This comes from Risa Goluboff, Co-Chair of the Program Committee, 2007 American Society for Legal History Conference.
This is a reminder that proposals for the 2007 annual meeting of the American Society for Legal History are due this Thursday, February 1. The meeting will be held in Tempe, Arizona, October 25-28, 2007. For those of you considering submitting a paper or a panel proposal, here are some things to think about:
If you’re submitting a paper: You want to submit a CV, an abstract of the paper, and, if you have one, a draft of the paper. The draft does two things: it gives the program committee a better sense of what your paper is about than a one-paragraph abstract; and it shows that you actually have a paper, as opposed to some speculation about a paper you might have next October. If you don’t have a paper, however, don’t despair. Most submissions just contain a CV and an abstract. In your abstract, you should definitely include a description of the topic and the thesis of the paper, as well as pertinent historiographical background. In addition, any clues you can give about broader themes or methodological approaches would be beneficial. This is not to say you should submit a long list of all of the possible panels your paper could join. But as the program committee puts panels together, it is helpful to have a sense of where your paper fits into larger thematic and methodological contexts.
Although not all "orphan" papers can be accommodated, good panels are often created from single paper submissions. So don't be dissuaded from submitting a proposal if you don't have a full panel.
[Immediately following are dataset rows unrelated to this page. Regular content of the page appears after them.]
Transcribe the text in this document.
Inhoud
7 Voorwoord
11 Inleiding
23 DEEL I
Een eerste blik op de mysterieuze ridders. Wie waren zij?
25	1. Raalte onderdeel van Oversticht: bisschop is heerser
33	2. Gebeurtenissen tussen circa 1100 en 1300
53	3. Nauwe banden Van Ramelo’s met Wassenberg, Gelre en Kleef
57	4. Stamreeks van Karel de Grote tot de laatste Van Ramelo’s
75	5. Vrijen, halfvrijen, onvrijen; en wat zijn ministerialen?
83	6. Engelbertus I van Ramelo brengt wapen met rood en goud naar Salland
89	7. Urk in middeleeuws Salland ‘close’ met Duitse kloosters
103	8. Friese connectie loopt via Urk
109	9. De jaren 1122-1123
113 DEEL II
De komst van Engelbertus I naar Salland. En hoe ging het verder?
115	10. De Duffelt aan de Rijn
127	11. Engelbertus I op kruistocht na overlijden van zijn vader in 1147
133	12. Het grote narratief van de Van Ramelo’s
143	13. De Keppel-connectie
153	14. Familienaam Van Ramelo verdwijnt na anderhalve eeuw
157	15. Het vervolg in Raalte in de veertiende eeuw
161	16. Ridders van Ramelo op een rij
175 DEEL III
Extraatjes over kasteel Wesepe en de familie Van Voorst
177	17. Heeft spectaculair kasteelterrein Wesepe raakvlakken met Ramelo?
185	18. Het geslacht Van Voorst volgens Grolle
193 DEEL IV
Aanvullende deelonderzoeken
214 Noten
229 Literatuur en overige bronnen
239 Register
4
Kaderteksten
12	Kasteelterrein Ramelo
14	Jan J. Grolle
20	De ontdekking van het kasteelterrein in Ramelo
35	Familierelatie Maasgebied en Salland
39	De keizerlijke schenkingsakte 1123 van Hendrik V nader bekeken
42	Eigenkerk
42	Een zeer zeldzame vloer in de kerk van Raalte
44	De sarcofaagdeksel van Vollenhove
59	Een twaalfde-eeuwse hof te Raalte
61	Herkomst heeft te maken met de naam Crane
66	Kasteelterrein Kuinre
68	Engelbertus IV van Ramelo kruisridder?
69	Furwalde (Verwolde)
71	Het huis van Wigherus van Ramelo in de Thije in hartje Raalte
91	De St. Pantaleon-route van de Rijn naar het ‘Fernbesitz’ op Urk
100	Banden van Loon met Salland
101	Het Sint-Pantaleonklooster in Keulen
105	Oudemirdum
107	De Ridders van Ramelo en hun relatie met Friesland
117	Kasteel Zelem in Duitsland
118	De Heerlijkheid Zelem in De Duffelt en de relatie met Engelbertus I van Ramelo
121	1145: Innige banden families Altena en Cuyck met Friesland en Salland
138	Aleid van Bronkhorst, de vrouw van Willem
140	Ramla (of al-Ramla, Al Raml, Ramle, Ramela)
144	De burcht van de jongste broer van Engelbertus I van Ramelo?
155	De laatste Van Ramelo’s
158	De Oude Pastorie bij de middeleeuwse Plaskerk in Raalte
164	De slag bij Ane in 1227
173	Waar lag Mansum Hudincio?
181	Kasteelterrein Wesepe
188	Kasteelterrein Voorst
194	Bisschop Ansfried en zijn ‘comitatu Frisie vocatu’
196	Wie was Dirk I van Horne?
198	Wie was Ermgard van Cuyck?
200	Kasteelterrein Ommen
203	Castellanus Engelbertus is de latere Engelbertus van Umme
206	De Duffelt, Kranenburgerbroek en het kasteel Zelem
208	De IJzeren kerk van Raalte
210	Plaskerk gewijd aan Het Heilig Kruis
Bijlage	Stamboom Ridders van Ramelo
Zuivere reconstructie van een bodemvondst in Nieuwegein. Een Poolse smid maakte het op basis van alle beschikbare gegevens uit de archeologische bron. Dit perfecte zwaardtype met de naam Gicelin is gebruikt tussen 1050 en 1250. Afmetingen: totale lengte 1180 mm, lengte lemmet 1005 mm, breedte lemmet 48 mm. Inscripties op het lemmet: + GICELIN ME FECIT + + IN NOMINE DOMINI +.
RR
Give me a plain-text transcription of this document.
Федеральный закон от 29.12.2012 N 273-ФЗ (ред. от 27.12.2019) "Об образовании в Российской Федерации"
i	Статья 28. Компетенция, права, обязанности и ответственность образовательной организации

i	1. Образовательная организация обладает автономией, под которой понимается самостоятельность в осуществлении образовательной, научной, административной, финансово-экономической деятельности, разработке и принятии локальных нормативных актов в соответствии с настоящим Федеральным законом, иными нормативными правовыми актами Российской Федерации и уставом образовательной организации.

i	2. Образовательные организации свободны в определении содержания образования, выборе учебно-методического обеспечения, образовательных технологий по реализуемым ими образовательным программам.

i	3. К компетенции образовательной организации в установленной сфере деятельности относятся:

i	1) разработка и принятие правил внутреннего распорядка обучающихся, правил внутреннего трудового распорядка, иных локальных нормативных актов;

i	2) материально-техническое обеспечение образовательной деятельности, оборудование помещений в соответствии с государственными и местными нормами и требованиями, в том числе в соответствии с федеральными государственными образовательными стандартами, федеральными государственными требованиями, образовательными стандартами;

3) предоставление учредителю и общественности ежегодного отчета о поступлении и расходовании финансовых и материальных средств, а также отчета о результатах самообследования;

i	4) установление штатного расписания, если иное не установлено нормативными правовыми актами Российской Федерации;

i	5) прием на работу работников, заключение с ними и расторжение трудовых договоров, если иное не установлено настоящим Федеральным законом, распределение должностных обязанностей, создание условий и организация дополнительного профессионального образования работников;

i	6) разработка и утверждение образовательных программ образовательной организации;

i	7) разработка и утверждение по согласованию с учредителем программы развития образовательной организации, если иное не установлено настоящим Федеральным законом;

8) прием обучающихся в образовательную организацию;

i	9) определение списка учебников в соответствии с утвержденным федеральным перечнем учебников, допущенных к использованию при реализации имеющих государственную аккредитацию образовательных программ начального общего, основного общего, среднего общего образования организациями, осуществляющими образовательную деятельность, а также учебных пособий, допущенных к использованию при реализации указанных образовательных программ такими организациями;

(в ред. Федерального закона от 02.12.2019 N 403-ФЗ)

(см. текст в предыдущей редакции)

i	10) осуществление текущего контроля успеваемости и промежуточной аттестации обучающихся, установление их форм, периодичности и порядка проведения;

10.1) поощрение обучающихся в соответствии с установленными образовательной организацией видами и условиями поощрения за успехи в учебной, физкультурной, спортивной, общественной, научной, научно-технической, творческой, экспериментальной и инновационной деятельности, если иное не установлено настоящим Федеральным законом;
If you’re submitting a panel: When submitting a panel, in addition to the CVs, abstracts, and (if available) paper drafts of the individual papers, you should submit a short description of the panel. When putting together your panel, think about the common themes—be they substantive or methodological—as well as points of temporal, geographic, or historiographical convergence among the papers. Ideally, the individual papers on the panel will have enough in common to make a conversation about them fruitful, but not so much in common that such a conversation will be boring. In the panel description, be sure to point out what holds the panel together and what discussion it is likely to provoke. It is an added bonus when a panel contains contributors at different points in their careers, whether as presenters, chairs, or commentators.